Department of Urology, Boston Children's Hospital, Harvard Medical School, Boston, MA, USA.
Department of Urology, Boston Children's Hospital, Harvard Medical School, Boston, MA, USA.
J Pediatr Urol. 2020 Dec;16(6):807-814. doi: 10.1016/j.jpurol.2020.08.005. Epub 2020 Aug 14.
Although the consequences of testicular torsion (TT) have been recognized for centuries, little progress has been made to improve outcomes beyond those seen with timely scrotal exploration. Even with testicular salvage, ischemia/reperfusion injury cause significant atrophy and functional impairment. Recent efforts have sought to identify adjuvant pharmacological or surgical interventions that may attenuate these consequences. In this review, we assess the evidence supporting clinical use of these nascent interventions.
We conducted a review of the literature published from 2000 to 2020, using the search terms "torsion", "testicular", "reperfusion", "ischemia", and "injury". Clinical and laboratory research focused on adjuvant pharmacological and surgical techniques mitigating torsion-associated injury in animal models and humans were identified. We recorded intervention timing/dose/route, and outcome timing/category through biomarkers of reperfusion injury, histology, and hormonal/reproductive function.

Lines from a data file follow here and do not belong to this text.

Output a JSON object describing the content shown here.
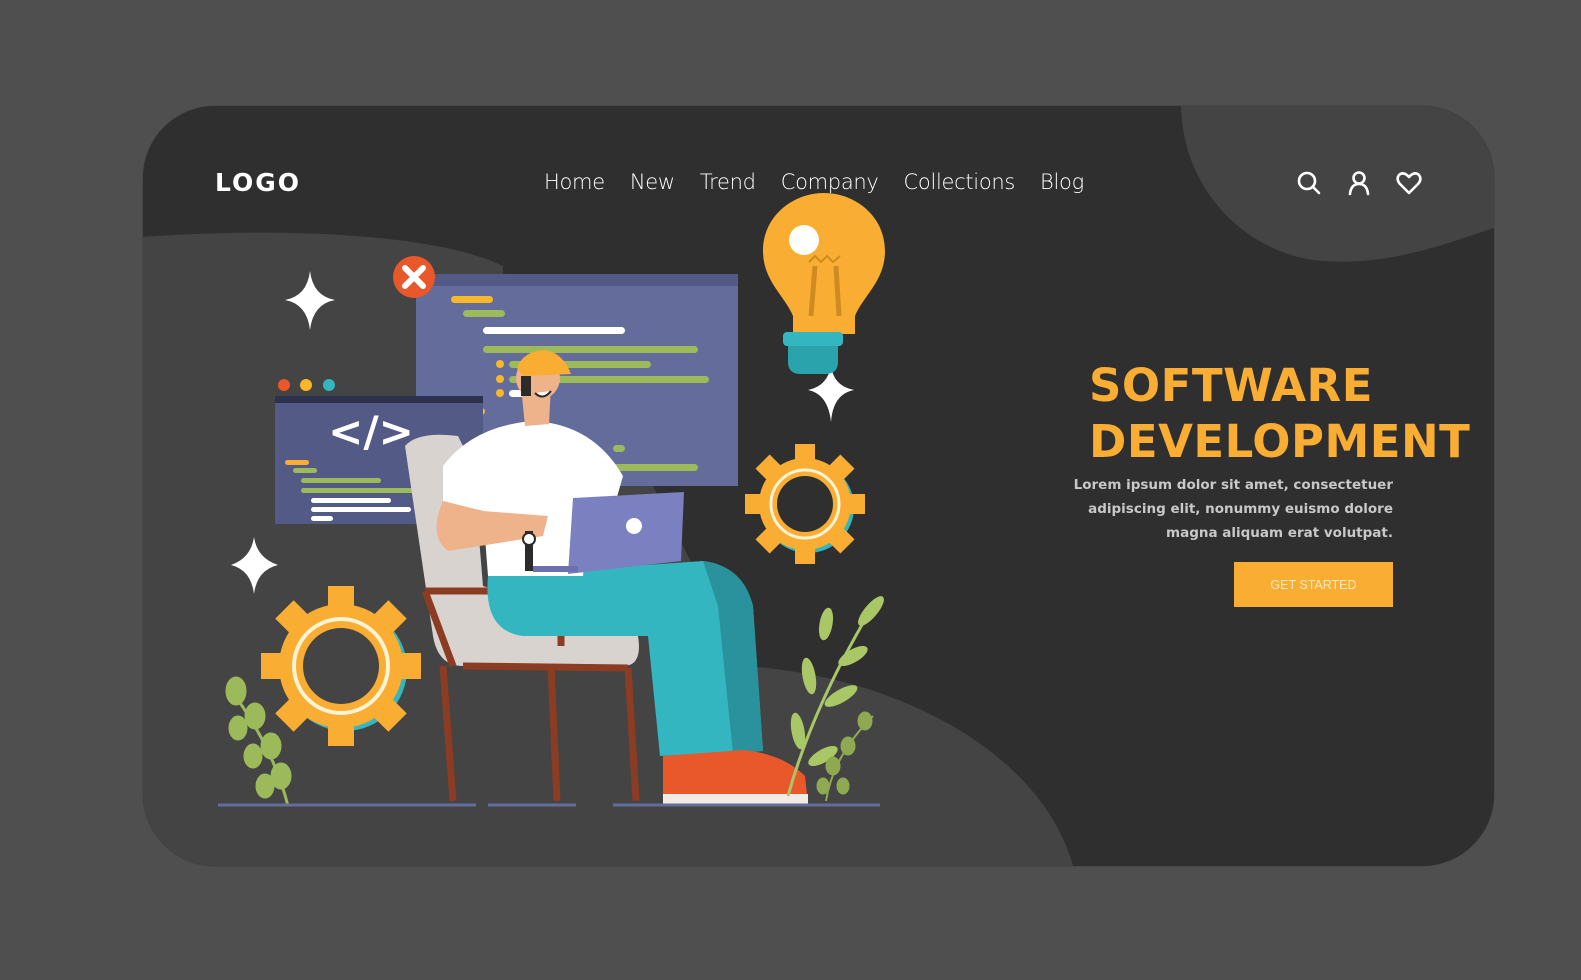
{
  "header": {
    "logo": "LOGO",
    "nav": [
      {
        "label": "Home"
      },
      {
        "label": "New"
      },
      {
        "label": "Trend"
      },
      {
        "label": "Company"
      },
      {
        "label": "Collections"
      },
      {
        "label": "Blog"
      }
    ],
    "icons": [
      "search-icon",
      "user-icon",
      "heart-icon"
    ]
  },
  "hero": {
    "title_line1": "SOFTWARE",
    "title_line2": "DEVELOPMENT",
    "description_lines": [
      "Lorem ipsum dolor sit amet, consectetuer",
      "adipiscing elit, nonummy euismo dolore",
      "magna aliquam erat volutpat."
    ],
    "cta_label": "GET STARTED"
  },
  "illustration": {
    "subject": "developer sitting in chair with laptop",
    "code_symbol": "</>"
  },
  "colors": {
    "page_bg": "#4f4f4f",
    "card_bg": "#2f2f2f",
    "blob": "#444444",
    "accent": "#f9ad33",
    "window": "#646c9c",
    "teal": "#34b6c0",
    "red": "#e8582a",
    "leaf": "#9cba5a"
  }
}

Fifty-four FDA-approved agents, plus 52 herbal/investigational drugs, were reported in animal TT models. In every study, the investigated agents showed beneficial effects on measured endpoints compared to controls. Despite these universally promising animal findings, no pharmacological trials in humans were reported. Surgical techniques studied in animal models included decompression (tunica albuginea incision, TAI), "ischemic conditioning", and hypothermia. Only three human studies on surgical adjuvant maneuvers have been reported, all involving TAI; these showed potential benefit, but the level of evidence is low.
There is preliminary evidence that adjuvant treatments may mitigate the effects of ischemia/reperfusion injury. However, the pool of investigated pharmacological agents is wide, yet remarkably shallow; most compounds have been reported in a single animal study. To advance this field, a mechanism-based approach should be used to select promising agents that can be tested systematically. This will determine treatment parameters that maximize safety, efficacy, and tolerability. Only then is it possible to move toward human trials. Adjuvant surgical methods such as TAI show promise in humans but require more robust clinical evaluation.
尽管睾丸扭转(TT)的后果已经被认识了几个世纪,但除了及时进行阴囊探查外,在改善预后方面几乎没有取得任何进展。即使进行了睾丸保留,缺血/再灌注损伤也会导致显著的萎缩和功能障碍。最近的研究努力旨在确定可能减轻这些后果的辅助药理学或手术干预措施。在这篇综述中,我们评估了支持这些新兴干预措施临床应用的证据。
我们对 2000 年至 2020 年期间发表的文献进行了综述,使用的检索词包括“扭转”、“睾丸”、“再灌注”、“缺血”和“损伤”。在动物模型和人类中,确定了侧重于减轻与扭转相关损伤的辅助药理学和手术技术的临床和实验室研究。我们通过再灌注损伤的生物标志物、组织学和激素/生殖功能,记录了干预的时间/剂量/途径,以及结果的时间/类别。
在动物 TT 模型中,报道了 54 种 FDA 批准的药物,外加 52 种草药/研究药物。在每项研究中,与对照组相比,研究药物对测量终点都显示出有益的效果。尽管这些动物研究结果普遍很有前景,但没有报道人类的药理学试验。在动物模型中研究的手术技术包括减压(白膜切开术,TAI)、“缺血预处理”和低温。只有三项关于手术辅助操作的人类研究报告,均涉及 TAI;这些研究显示出潜在的益处,但证据水平较低。
有初步证据表明辅助治疗可能减轻缺血/再灌注损伤的影响。然而,被研究的药物种类繁多,但深度却很有限;大多数化合物仅在一项动物研究中被报道。为了推进这一领域,应该采用基于机制的方法来选择有希望的药物,以便系统地进行测试。这将确定最大限度地提高安全性、疗效和耐受性的治疗参数。只有这样,才有可能进行人体试验。TAI 等辅助手术方法在人类中显示出前景,但需要更严格的临床评估。